Lloyds Banking Group, the UK’s largest personal lender, added £ 12.6 billion – 5 percent – to its mortgage book in the first six months of the year and took out more mortgage loans in June than in any month since the financial crisis.
However, William Chalmers, chief financial officer, said this week that “the market is undoubtedly becoming more competitive,” adding that the company will be “disciplined” in lending for the remainder of the year. Another Lloyds banker said that would mean turning down more loans after increasing his share of gross lending in the first half of the year.
HSBC, Europe’s largest bank by assets, has traditionally been a small player in the UK mortgage market relative to its overall size. However, new rules forcing banks to separate their UK businesses from their international and investment banking arms left billions of pounds in customer deposits that could only be used in the UK.
Its share of annual gross mortgage lending increased from 5.6 percent in 2015 – the year after the purpose limitation law was passed – to 10 percent in 2020, according to data from UK Finance.
Its share of total mortgage loans is still 7 to 8 percent behind its competitors – compared to nearly 20 percent at Lloyds – and executives are pushing for further growth.
HSBC will announce its second quarter results on Monday. Ringfencing sparked a similar push at Barclays, which quickly regained market share after slipping between 2015 and 2018.

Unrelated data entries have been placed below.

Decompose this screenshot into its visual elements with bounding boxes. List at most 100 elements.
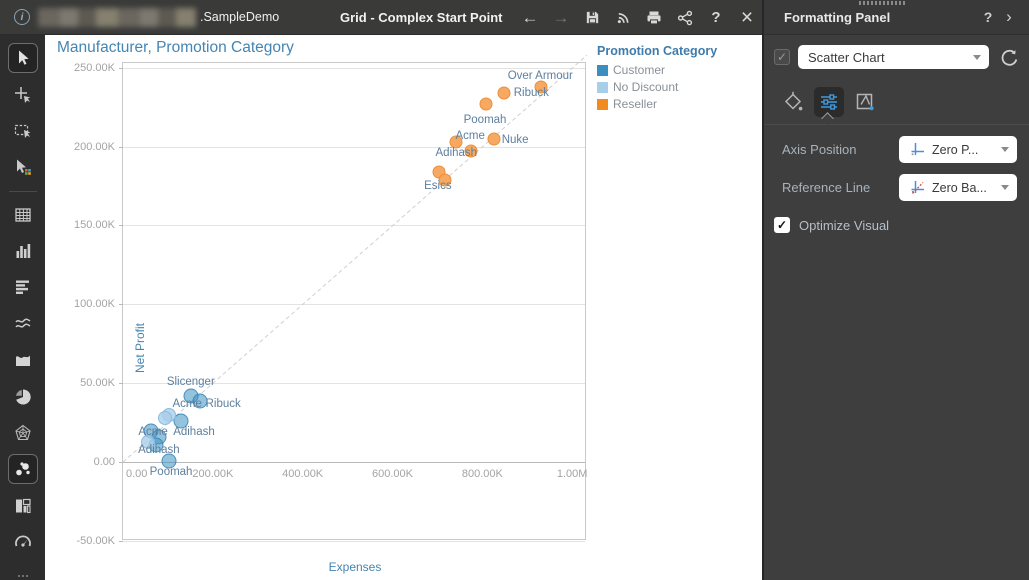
forward-button[interactable]: → bbox=[548, 5, 574, 31]
panel-help-button[interactable]: ? bbox=[977, 9, 999, 25]
formatting-panel-title: Formatting Panel bbox=[784, 10, 890, 25]
tab-fill-format[interactable] bbox=[778, 87, 808, 117]
tool-pointer[interactable] bbox=[8, 43, 38, 73]
back-button[interactable]: ← bbox=[517, 5, 543, 31]
app-window: i .SampleDemo Grid - Complex Start Point… bbox=[0, 0, 1029, 580]
point-label: Adihash bbox=[436, 147, 478, 159]
legend-label: Customer bbox=[613, 63, 665, 77]
axis-position-value: Zero P... bbox=[932, 143, 978, 157]
optimize-visual-label: Optimize Visual bbox=[799, 218, 889, 233]
formatting-panel: Formatting Panel ? › ✓ Scatter Chart bbox=[762, 0, 1029, 580]
line-chart-icon bbox=[13, 314, 33, 334]
tab-properties[interactable] bbox=[814, 87, 844, 117]
tool-crosshair-pointer[interactable] bbox=[8, 80, 38, 110]
print-button[interactable] bbox=[641, 5, 667, 31]
legend-label: No Discount bbox=[613, 80, 678, 94]
help-button[interactable]: ? bbox=[703, 5, 729, 31]
tool-multi-select[interactable] bbox=[8, 152, 38, 182]
point-label: Esics bbox=[424, 180, 451, 192]
row-chart-icon bbox=[13, 277, 33, 297]
plot-area: Net Profit 250.00K200.00K150.00K100.00K5… bbox=[122, 62, 586, 540]
legend-item[interactable]: Customer bbox=[597, 63, 767, 77]
y-tick-mark bbox=[119, 541, 123, 542]
optimize-visual-row: ✓ Optimize Visual bbox=[764, 201, 1029, 233]
legend-item[interactable]: Reseller bbox=[597, 97, 767, 111]
y-axis-tick-label: 150.00K bbox=[74, 219, 115, 231]
reference-line-label: Reference Line bbox=[782, 180, 870, 195]
axis-position-dropdown[interactable]: Zero P... bbox=[899, 136, 1017, 163]
marquee-select-icon bbox=[13, 121, 33, 141]
reference-line-row: Reference Line Zero Ba... bbox=[764, 174, 1029, 201]
table-icon bbox=[13, 205, 33, 225]
sidebar-overflow-indicator[interactable] bbox=[18, 575, 28, 577]
scatter-point[interactable] bbox=[498, 86, 511, 99]
info-icon[interactable]: i bbox=[14, 9, 30, 25]
y-axis-tick-label: 200.00K bbox=[74, 141, 115, 153]
point-label: Poomah bbox=[150, 466, 193, 478]
chevron-down-icon bbox=[1001, 185, 1009, 190]
point-label: Adihash bbox=[138, 444, 180, 456]
data-format-icon bbox=[854, 91, 876, 113]
area-chart-icon bbox=[13, 350, 33, 370]
panel-drag-grip[interactable] bbox=[859, 1, 905, 5]
point-label: Ribuck bbox=[206, 398, 241, 410]
point-label: Acme bbox=[173, 398, 202, 410]
tool-row-chart[interactable] bbox=[8, 272, 38, 302]
save-button[interactable] bbox=[579, 5, 605, 31]
legend-item[interactable]: No Discount bbox=[597, 80, 767, 94]
subscribe-button[interactable] bbox=[610, 5, 636, 31]
share-button[interactable] bbox=[672, 5, 698, 31]
reference-line-dropdown[interactable]: Zero Ba... bbox=[899, 174, 1017, 201]
y-axis-tick-label: -50.00K bbox=[76, 535, 115, 547]
gauge-icon bbox=[13, 532, 33, 552]
point-label: Acme bbox=[138, 426, 167, 438]
sidebar-divider bbox=[9, 191, 37, 192]
axis-position-row: Axis Position Zero P... bbox=[764, 136, 1029, 163]
chart-type-checkbox[interactable]: ✓ bbox=[774, 49, 790, 65]
tool-scatter-chart[interactable] bbox=[8, 454, 38, 484]
legend: Promotion Category Customer No Discount Re… bbox=[597, 44, 767, 114]
chart-canvas: Manufacturer, Promotion Category Net Pro… bbox=[45, 35, 762, 580]
bar-chart-icon bbox=[13, 241, 33, 261]
chart-title: Manufacturer, Promotion Category bbox=[57, 39, 294, 57]
reset-button[interactable] bbox=[997, 45, 1021, 69]
tab-data-format[interactable] bbox=[850, 87, 880, 117]
tool-area-chart[interactable] bbox=[8, 345, 38, 375]
legend-swatch bbox=[597, 65, 608, 76]
tool-pie-chart[interactable] bbox=[8, 382, 38, 412]
crosshair-pointer-icon bbox=[13, 85, 33, 105]
legend-label: Reseller bbox=[613, 97, 657, 111]
axis-position-label: Axis Position bbox=[782, 142, 856, 157]
tool-line-chart[interactable] bbox=[8, 309, 38, 339]
share-icon bbox=[676, 9, 694, 27]
point-label: Acme bbox=[456, 130, 485, 142]
tool-marquee-select[interactable] bbox=[8, 116, 38, 146]
fill-format-icon bbox=[782, 91, 804, 113]
properties-sliders-icon bbox=[818, 91, 840, 113]
optimize-visual-checkbox[interactable]: ✓ bbox=[774, 217, 790, 233]
point-label: Adihash bbox=[173, 426, 215, 438]
scatter-point[interactable] bbox=[479, 98, 492, 111]
close-button[interactable]: × bbox=[734, 5, 760, 31]
point-label: Ribuck bbox=[514, 87, 549, 99]
scatter-point[interactable] bbox=[488, 132, 501, 145]
tool-table[interactable] bbox=[8, 200, 38, 230]
radar-chart-icon bbox=[13, 423, 33, 443]
tool-gauge[interactable] bbox=[8, 527, 38, 557]
tool-bar-chart[interactable] bbox=[8, 236, 38, 266]
axis-position-icon bbox=[909, 141, 926, 158]
reference-line-icon bbox=[909, 179, 926, 196]
reset-icon bbox=[1000, 48, 1019, 67]
scatter-point[interactable] bbox=[158, 411, 172, 425]
panel-collapse-button[interactable]: › bbox=[999, 7, 1019, 27]
tool-treemap[interactable] bbox=[8, 491, 38, 521]
point-label: Slicenger bbox=[167, 376, 215, 388]
tool-radar-chart[interactable] bbox=[8, 418, 38, 448]
chart-type-dropdown[interactable]: Scatter Chart bbox=[798, 45, 989, 69]
legend-title: Promotion Category bbox=[597, 44, 767, 58]
legend-swatch bbox=[597, 82, 608, 93]
printer-icon bbox=[645, 9, 663, 27]
pie-chart-icon bbox=[13, 387, 33, 407]
panel-tabs bbox=[764, 69, 1029, 117]
chart-type-value: Scatter Chart bbox=[808, 50, 885, 65]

Mark Mullen, CEO of Atom Bank, a digital bank that has had more than 3 billion mortgage loans since its launch in 2016 “.
Atom and other midsize banks like Metro Bank have begun lending to somewhat riskier “near prime” borrowers in recent months, reflecting both growing confidence in the economic outlook and the difficulty with the largest banks to compete on lower risk loans.
The Nationwide Building Society, which has the UK’s second largest mortgage book, has scaled back its lending to mainstream borrowers and is falling behind NatWest in terms of annual new lending.
While competition is challenging for bank managers, it should be good news for consumers. The average interest rate on a two-year fixed-rate mortgage with a mortgage lending value of 75 percent hit an almost all-time low in June, according to the Bank of England, and several other banks aim to continue gaining market share alongside HSBC.
NatWest warned Friday that profit margins began to decline towards the end of the second quarter, but an executive at the bank said it still has “growth capacity” as its share of the mortgage market is still smaller than its share of checking accounts.
Even if spreads continued to decline, it would take some time to hit the 2018 lows again. The market “may not be as strong as it used to be,” said Ralph Coates, CFO of TSB. “But there are certainly returns.”